Since 2014, over 20,000 migrant deaths and disappearances have been recorded in the Mediterranean Sea by IOM’s Missing Migrants Project. More than 90 per cent of these people died in the Central and Western Mediterranean en route to Europe. The majority have not been recovered from the sea, and even fewer have been identified. Their families may not know what has happened to them.
In this context it is crucial to better understand the situation of the tens of thousands of family members who have loved ones who disappeared along the Central and Western Mediterranean routes towards Europe. Previous work with families whose relatives have gone missing in situations of conflict and disaster has led to an understanding of the emotional, psychological, economic and social impacts of having a missing relative, but little has been done to understand the specific needs of the families of missing migrants. Click here to visit the "Families of Missing Migrants" website.

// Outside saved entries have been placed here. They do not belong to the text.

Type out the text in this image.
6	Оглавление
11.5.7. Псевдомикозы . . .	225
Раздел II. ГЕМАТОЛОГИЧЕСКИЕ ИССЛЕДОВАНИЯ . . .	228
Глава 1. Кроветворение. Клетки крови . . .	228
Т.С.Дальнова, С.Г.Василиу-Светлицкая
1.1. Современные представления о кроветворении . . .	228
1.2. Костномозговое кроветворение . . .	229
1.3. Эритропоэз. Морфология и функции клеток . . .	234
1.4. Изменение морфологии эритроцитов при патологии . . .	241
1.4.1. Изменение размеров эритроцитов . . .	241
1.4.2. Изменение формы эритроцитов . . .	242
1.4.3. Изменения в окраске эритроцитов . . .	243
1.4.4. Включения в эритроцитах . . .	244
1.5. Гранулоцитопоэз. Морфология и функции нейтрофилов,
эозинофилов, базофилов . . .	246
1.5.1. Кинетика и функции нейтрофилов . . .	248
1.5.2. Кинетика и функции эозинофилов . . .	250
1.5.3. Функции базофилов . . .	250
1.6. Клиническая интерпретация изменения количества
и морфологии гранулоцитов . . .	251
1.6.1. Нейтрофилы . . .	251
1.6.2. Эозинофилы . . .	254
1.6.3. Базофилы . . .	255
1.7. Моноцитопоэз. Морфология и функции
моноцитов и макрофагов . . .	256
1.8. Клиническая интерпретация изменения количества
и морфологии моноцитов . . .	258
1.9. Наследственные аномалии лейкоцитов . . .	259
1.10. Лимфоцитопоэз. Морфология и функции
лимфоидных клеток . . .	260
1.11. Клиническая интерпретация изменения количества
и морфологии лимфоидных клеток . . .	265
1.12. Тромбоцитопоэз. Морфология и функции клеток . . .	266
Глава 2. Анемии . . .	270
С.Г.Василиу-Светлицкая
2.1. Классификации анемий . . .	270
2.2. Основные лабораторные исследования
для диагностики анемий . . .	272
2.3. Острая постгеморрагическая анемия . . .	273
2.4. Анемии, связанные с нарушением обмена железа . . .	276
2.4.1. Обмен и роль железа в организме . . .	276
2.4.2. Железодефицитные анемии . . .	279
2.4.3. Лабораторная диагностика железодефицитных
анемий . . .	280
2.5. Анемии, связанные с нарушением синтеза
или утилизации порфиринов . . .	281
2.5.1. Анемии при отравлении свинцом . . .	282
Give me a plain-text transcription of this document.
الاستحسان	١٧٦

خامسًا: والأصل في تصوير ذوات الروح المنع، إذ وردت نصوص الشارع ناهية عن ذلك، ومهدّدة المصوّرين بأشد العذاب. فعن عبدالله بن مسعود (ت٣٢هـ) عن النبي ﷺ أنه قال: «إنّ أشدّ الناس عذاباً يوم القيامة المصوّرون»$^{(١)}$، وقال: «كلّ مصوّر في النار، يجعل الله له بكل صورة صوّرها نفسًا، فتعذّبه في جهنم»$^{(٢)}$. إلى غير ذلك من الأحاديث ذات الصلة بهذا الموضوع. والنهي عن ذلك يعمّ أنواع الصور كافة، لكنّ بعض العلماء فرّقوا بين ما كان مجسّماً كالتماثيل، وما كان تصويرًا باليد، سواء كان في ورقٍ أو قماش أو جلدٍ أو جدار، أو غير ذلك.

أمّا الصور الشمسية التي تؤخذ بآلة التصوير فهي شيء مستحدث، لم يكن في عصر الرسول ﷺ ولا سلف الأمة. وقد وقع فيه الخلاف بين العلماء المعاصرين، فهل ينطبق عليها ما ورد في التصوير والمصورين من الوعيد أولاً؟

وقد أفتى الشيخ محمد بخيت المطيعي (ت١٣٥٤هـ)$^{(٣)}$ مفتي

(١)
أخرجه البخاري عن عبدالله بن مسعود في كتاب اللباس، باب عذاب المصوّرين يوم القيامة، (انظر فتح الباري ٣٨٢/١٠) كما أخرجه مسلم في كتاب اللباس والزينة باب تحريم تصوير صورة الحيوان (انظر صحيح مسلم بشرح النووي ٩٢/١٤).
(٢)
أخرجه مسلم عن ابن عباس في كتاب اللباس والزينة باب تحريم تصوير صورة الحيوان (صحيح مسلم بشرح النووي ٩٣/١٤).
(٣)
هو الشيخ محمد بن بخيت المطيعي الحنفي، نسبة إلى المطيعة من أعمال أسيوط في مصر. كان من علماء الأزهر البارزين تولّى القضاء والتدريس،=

Thanks to funding from the Swiss Federal Department of Foreign Affairs, IOM's GMDAC seeks to shed light on the needs of families in such a situation through ethnographic fieldwork in Spain, Zimbabwe, Ethiopia and the United Kingdom. The methodology for the research is guided by an advisory board of experts, and is built on complementary existing work on identification and the needs of the families of missing migrants. The research findings will be published as policy briefings that include recommendations for how different actors can better support families of missing migrants in each country context and more generally.
This report synthesizes the main findings of qualitative research conducted between April 2019 and March 2021 by IOM’s Missing Migrants Project about the challenges and experiences of families of missing migrants in Ethiopia, the United Kingdom, Spain and Zimbabwe.